Zuletzt kommt Häring auch auf das Problem der wiederverheirateten Katholiken zu sprechen, für das er sich bei früheren Gelegenheiten zum Sprecher gemacht hat. Die Behandlung dieser Menschen durch die Kirche ist ein klares Zeichen dafür, wie man das Verhältnis zwischen Gesetz und Evangelium deutet. Auf der einen Seite muß man an den Grundsätzen festhalten, auf der anderen Seite muß man sich an das Wort Jesu erinnern, daß das Gesetz für die Menschen da ist und nicht umgekehrt: Es gilt, eine barmherzige Lösung zu finden. Mit anderen Worten: sich das Prinzip aneignen, das die orthodoxe Kirche "Ökonomie", die Katholiken "Epikie" nennen, eine Tugend, die der heilige Thomas von Aquin liebte, die aber selten außerhalb der Kreise von Fachtheologen erwähnt wird.

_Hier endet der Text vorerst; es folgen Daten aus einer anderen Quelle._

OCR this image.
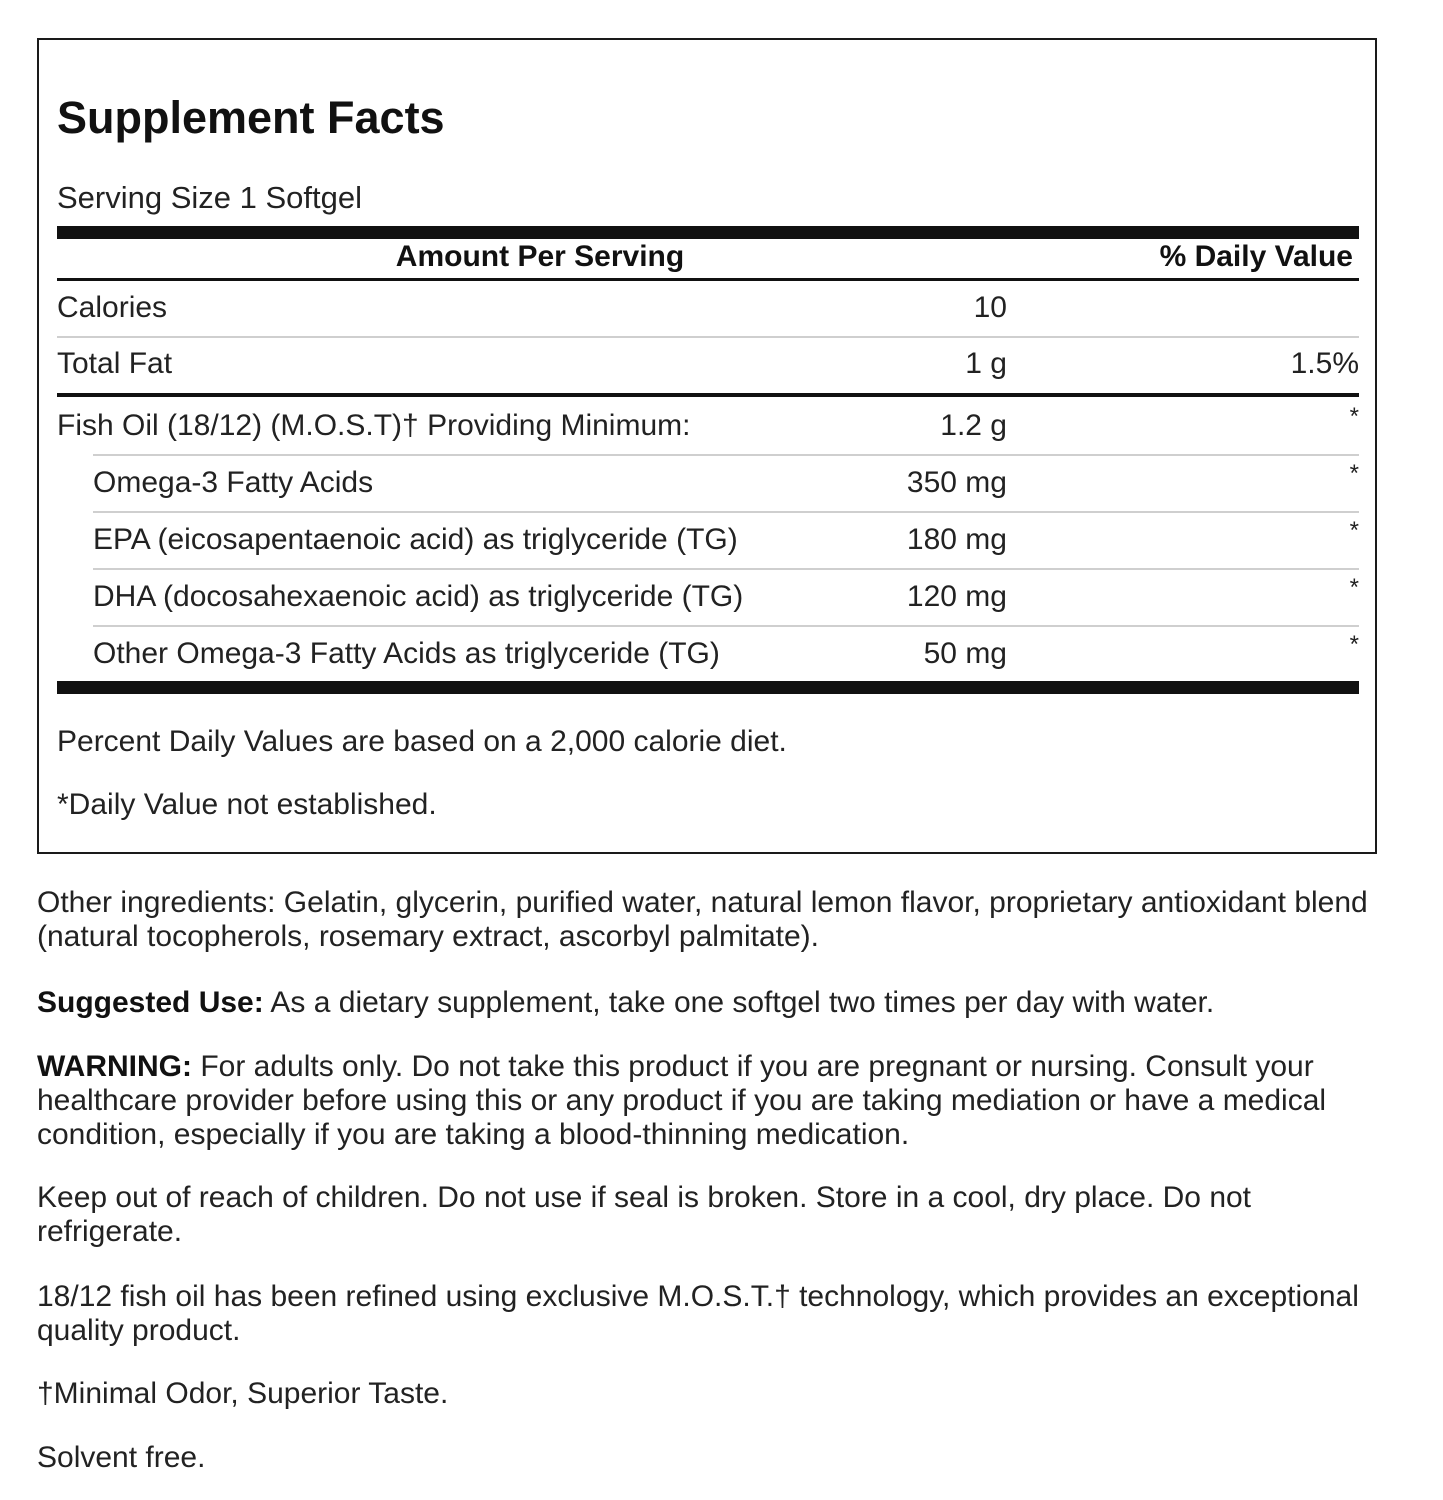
Supplement Facts
Serving Size 1 Softgel
Amount Per Serving	% Daily Value
Calories	10
Total Fat	1 g	1.5%
Fish Oil (18/12) (M.O.S.T)† Providing Minimum:	1.2 g	*
Omega-3 Fatty Acids	350 mg	*
EPA (eicosapentaenoic acid) as triglyceride (TG)	180 mg	*
DHA (docosahexaenoic acid) as triglyceride (TG)	120 mg	*
Other Omega-3 Fatty Acids as triglyceride (TG)	50 mg	*
Percent Daily Values are based on a 2,000 calorie diet.
*Daily Value not established.
Other ingredients: Gelatin, glycerin, purified water, natural lemon flavor, proprietary antioxidant blend (natural tocopherols, rosemary extract, ascorbyl palmitate).
Suggested Use: As a dietary supplement, take one softgel two times per day with water.
WARNING: For adults only. Do not take this product if you are pregnant or nursing. Consult your healthcare provider before using this or any product if you are taking mediation or have a medical condition, especially if you are taking a blood-thinning medication.
Keep out of reach of children. Do not use if seal is broken. Store in a cool, dry place. Do not refrigerate.
18/12 fish oil has been refined using exclusive M.O.S.T.† technology, which provides an exceptional quality product.
†Minimal Odor, Superior Taste.
Solvent free.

Diese Buch wird vielleicht einen Teil der Leser schockieren. Aber niemand kann bestreiten, daß Bernhard Häring ein Mann ist, der ein langes Leben als Lehrer in der Kirche der Aufgabe gewidmet hat, das "Gesetz Christi" zu verkünden und es lieben zu lehren, ein Mann, dessen tiefe Liebe zur Kirche und dessen Respekt vor der Kirche niemand bezweifeln kann. Ein Mann, der nach dem Beispiel. seines Meisters und zahlreicher Heiliger seinem Gewissen gefolgt ist und gerade heraus über Mißverhältnisse gesprochen hat, denen man abhelfen muß. Er ist, wenn irgendeiner, ein loyaler Systemkritiker.
Bernhard Häring:
Meine Hoffnung für die Kirche
Herder 1996.
Frau Prof. Gunnel Vallquist, Mitglied der Schwedischen Akademie, ist ständige Mitarbeiterin der Zeitschrift "St. Olav", einer norwegischen katholischen Zeitschrift für Religion und Kultur. Der vorliegende Beitrag erschien in norwegischer Sprache in der Nr. 6-7/1997 dieser Zeitschrift.